Bulgarian Socialist Party elects Krum Zarkov as its new leader

The Bulgarian Socialist Party (BSP) elected lawyer Krum Zarkov as its new leader on February 7, following the resignation from the post of Atanas Zafirov.

In the vote at a special congress of the BSP, Zarkov got 416 votes, defeating Borislav Gutsanov, who got 302, and Rusi Statkov – an 70-year-old BSP veteran who lost his seat in Parliament in the June 2001 elections – who got all of three.

Like Zafirov, Gutsanov holds a portfolio in the outgoing coalition government of Bulgaria, which resigned in December 2025, while the country is heading towards it latest early parliamentary elections, the date of which is yet to be decreed.

Zarkov, 43, is a former BSP MP and was caretaker Minister of Justice in an interim administration appointed in 2022 by then-president Roumen Radev, who twice held office as head of state with the backing of socialists and nationalists.

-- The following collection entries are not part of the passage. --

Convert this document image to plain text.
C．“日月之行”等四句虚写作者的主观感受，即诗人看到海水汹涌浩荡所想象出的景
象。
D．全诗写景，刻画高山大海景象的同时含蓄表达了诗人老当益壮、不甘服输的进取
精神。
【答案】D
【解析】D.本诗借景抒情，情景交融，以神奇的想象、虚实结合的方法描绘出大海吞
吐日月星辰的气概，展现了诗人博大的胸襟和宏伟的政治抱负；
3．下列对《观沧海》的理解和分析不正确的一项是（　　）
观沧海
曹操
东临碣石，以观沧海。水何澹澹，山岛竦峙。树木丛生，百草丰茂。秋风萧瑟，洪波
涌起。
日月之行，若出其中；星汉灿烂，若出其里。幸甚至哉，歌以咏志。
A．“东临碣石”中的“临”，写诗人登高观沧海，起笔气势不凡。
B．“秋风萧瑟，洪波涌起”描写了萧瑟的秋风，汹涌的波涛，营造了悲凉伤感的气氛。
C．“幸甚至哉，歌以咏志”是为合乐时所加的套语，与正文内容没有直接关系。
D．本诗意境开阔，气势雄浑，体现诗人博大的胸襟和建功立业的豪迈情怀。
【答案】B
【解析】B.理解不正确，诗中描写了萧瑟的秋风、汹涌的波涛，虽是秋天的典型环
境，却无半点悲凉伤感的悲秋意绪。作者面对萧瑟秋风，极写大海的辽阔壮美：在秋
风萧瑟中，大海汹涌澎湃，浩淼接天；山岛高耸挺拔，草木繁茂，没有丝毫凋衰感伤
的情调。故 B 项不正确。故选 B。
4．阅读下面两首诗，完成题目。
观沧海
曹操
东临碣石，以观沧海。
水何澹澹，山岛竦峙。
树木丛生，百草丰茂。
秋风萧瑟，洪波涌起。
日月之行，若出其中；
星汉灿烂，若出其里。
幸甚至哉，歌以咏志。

In 2025, Zarkov resigned as legal counsel to Radev when the then-head of state put forward his proposal for an unconstitutional referendum on Bulgaria’s accession to the euro.

In 2026, Radev resigned as president, in a move expected to be followed by his entry into the parliamentary political contest, with the shape of his political project still unclear, but observed warily by other political forces, including the BSP.

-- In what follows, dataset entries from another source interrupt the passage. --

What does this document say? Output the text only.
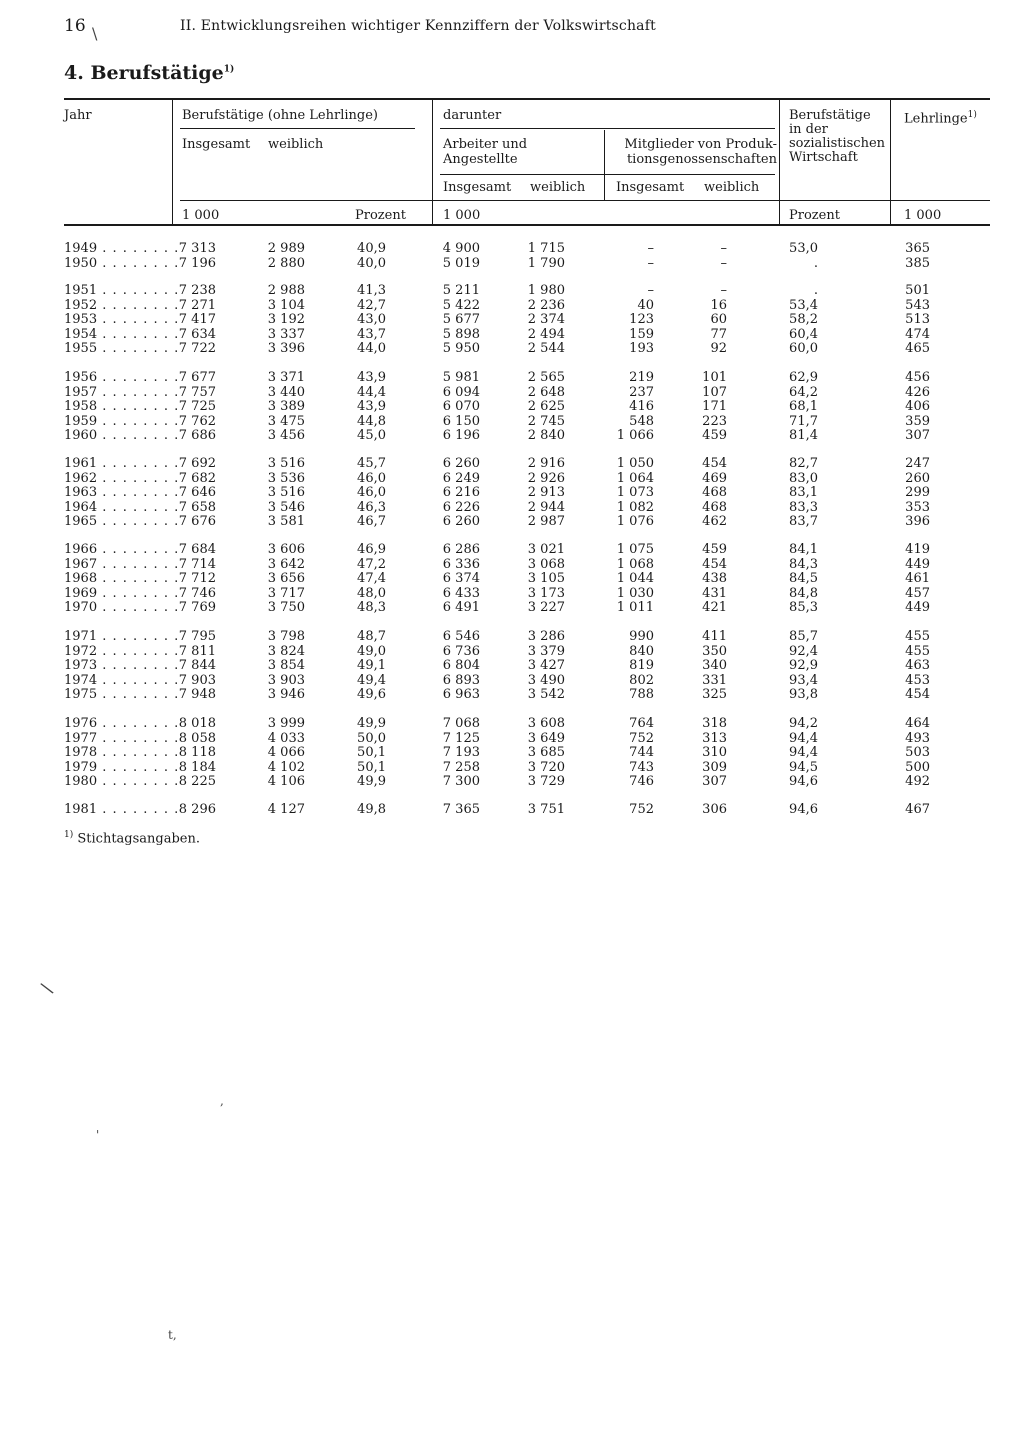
16 \	II. Entwicklungsreihen wichtiger Kennziffern der Volkswirtschaft
4. Berufstätige$^{1)}$
Jahr	Berufstätige (ohne Lehrlinge)
Insgesamt weiblich
darunter
Arbeiter und
Angestellte
Mitglieder von Produk-
tionsgenossenschaften
Insgesamt weiblich Insgesamt weiblich
Berufstätige
in der
sozialistischen
Wirtschaft
Lehrlinge$^{1)}$
1 000	Prozent	1 000	Prozent	1 000
1949 . . . . . . . . 7 313	2 989	40,9	4 900	1 715	–	–	53,0	365
1950 . . . . . . . . 7 196	2 880	40,0	5 019	1 790	–	–	.	385
1951 . . . . . . . . 7 238	2 988	41,3	5 211	1 980	–	–	.	501
1952 . . . . . . . . 7 271	3 104	42,7	5 422	2 236	40	16	53,4	543
1953 . . . . . . . . 7 417	3 192	43,0	5 677	2 374	123	60	58,2	513
1954 . . . . . . . . 7 634	3 337	43,7	5 898	2 494	159	77	60,4	474
1955 . . . . . . . . 7 722	3 396	44,0	5 950	2 544	193	92	60,0	465
1956 . . . . . . . . 7 677	3 371	43,9	5 981	2 565	219	101	62,9	456
1957 . . . . . . . . 7 757	3 440	44,4	6 094	2 648	237	107	64,2	426
1958 . . . . . . . . 7 725	3 389	43,9	6 070	2 625	416	171	68,1	406
1959 . . . . . . . . 7 762	3 475	44,8	6 150	2 745	548	223	71,7	359
1960 . . . . . . . . 7 686	3 456	45,0	6 196	2 840	1 066	459	81,4	307
1961 . . . . . . . . 7 692	3 516	45,7	6 260	2 916	1 050	454	82,7	247
1962 . . . . . . . . 7 682	3 536	46,0	6 249	2 926	1 064	469	83,0	260
1963 . . . . . . . . 7 646	3 516	46,0	6 216	2 913	1 073	468	83,1	299
1964 . . . . . . . . 7 658	3 546	46,3	6 226	2 944	1 082	468	83,3	353
1965 . . . . . . . . 7 676	3 581	46,7	6 260	2 987	1 076	462	83,7	396
1966 . . . . . . . . 7 684	3 606	46,9	6 286	3 021	1 075	459	84,1	419
1967 . . . . . . . . 7 714	3 642	47,2	6 336	3 068	1 068	454	84,3	449
1968 . . . . . . . . 7 712	3 656	47,4	6 374	3 105	1 044	438	84,5	461
1969 . . . . . . . . 7 746	3 717	48,0	6 433	3 173	1 030	431	84,8	457
1970 . . . . . . . . 7 769	3 750	48,3	6 491	3 227	1 011	421	85,3	449
1971 . . . . . . . . 7 795	3 798	48,7	6 546	3 286	990	411	85,7	455
1972 . . . . . . . . 7 811	3 824	49,0	6 736	3 379	840	350	92,4	455
1973 . . . . . . . . 7 844	3 854	49,1	6 804	3 427	819	340	92,9	463
1974 . . . . . . . . 7 903	3 903	49,4	6 893	3 490	802	331	93,4	453
1975 . . . . . . . . 7 948	3 946	49,6	6 963	3 542	788	325	93,8	454
1976 . . . . . . . . 8 018	3 999	49,9	7 068	3 608	764	318	94,2	464
1977 . . . . . . . . 8 058	4 033	50,0	7 125	3 649	752	313	94,4	493
1978 . . . . . . . . 8 118	4 066	50,1	7 193	3 685	744	310	94,4	503
1979 . . . . . . . . 8 184	4 102	50,1	7 258	3 720	743	309	94,5	500
1980 . . . . . . . . 8 225	4 106	49,9	7 300	3 729	746	307	94,6	492
1981 . . . . . . . . 8 296	4 127	49,8	7 365	3 751	752	306	94,6	467
$^{1)}$ Stichtagsangaben.
\
,
'
t,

The BSP, while part of the January 2025 coalition government as a minority partner, has long since hardly been a shadow of the significant political force it once was. A recent poll by Market Links gave it as having 5.5 per cent support among those who would vote, and one by Alpha Research, 4.9 per cent. Those polls were done before Radev stepped down as president, complicating the possible outcome for the next parliamentary elections.

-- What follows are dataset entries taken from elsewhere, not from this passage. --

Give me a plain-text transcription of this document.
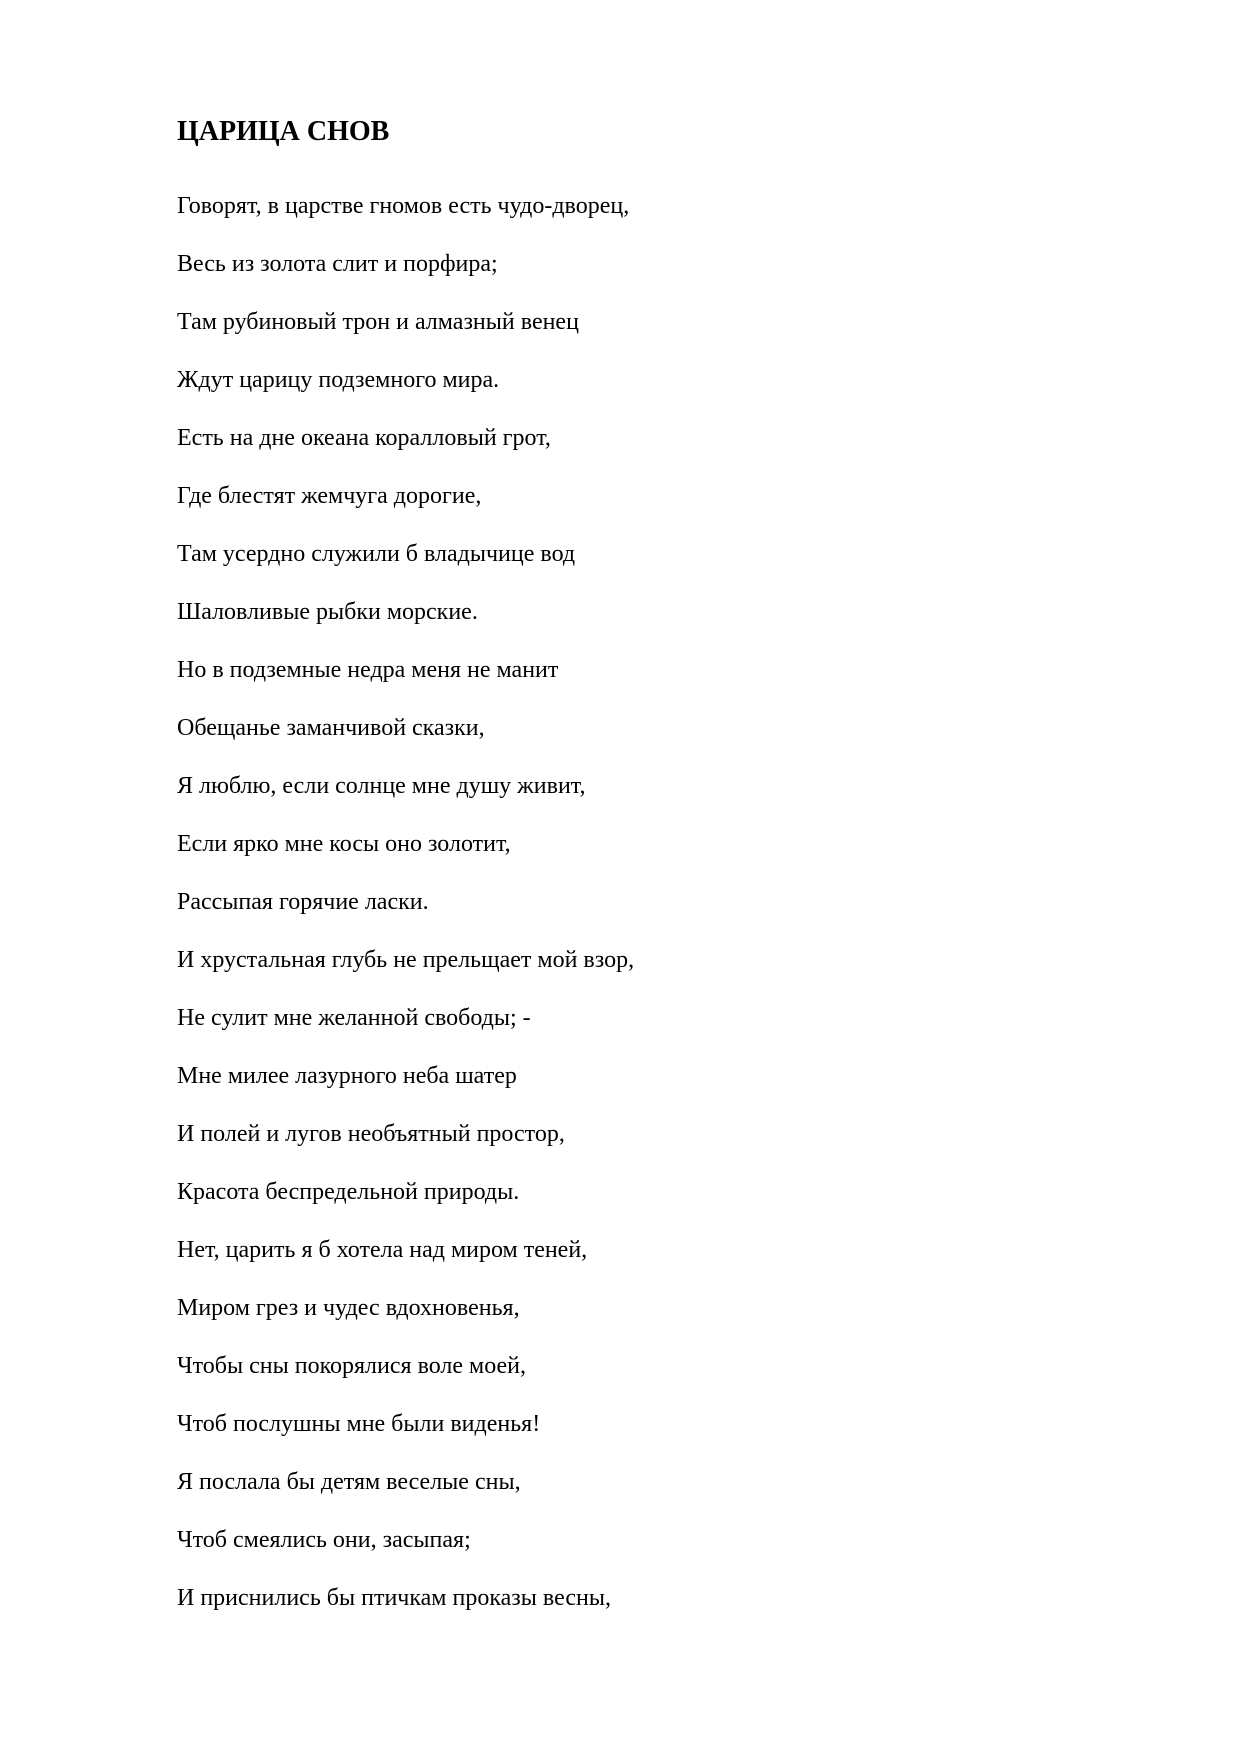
ЦАРИЦА СНОВ
Говорят, в царстве гномов есть чудо-дворец,
Весь из золота слит и порфира;
Там рубиновый трон и алмазный венец
Ждут царицу подземного мира.
Есть на дне океана коралловый грот,
Где блестят жемчуга дорогие,
Там усердно служили б владычице вод
Шаловливые рыбки морские.
Но в подземные недра меня не манит
Обещанье заманчивой сказки,
Я люблю, если солнце мне душу живит,
Если ярко мне косы оно золотит,
Рассыпая горячие ласки.
И хрустальная глубь не прельщает мой взор,
Не сулит мне желанной свободы; -
Мне милее лазурного неба шатер
И полей и лугов необъятный простор,
Красота беспредельной природы.
Нет, царить я б хотела над миром теней,
Миром грез и чудес вдохновенья,
Чтобы сны покорялися воле моей,
Чтоб послушны мне были виденья!
Я послала бы детям веселые сны,
Чтоб смеялись они, засыпая;
И приснились бы птичкам проказы весны,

Zarkov, speaking after his election, said: “I consider this victory a common cause, it is a victory over apathy and a sense of resignation.

“It would not have been possible if there was no life in the BSP. Not only is nothing lost, the big thing is now beginning,” Zarkov said.

Though it has been part of a few coalition governments in the past two decades, the BSP – the successor-in-title to the Bulgarian Communist Party that held the country in its oppressive thrall under a past regime, that fell more than 36 years ago – has been in steady decline, under the party’s respective leaders since 2001, including Sergei Stanishev, Mihail Mikov, Kornelia Ninova, and Zafirov.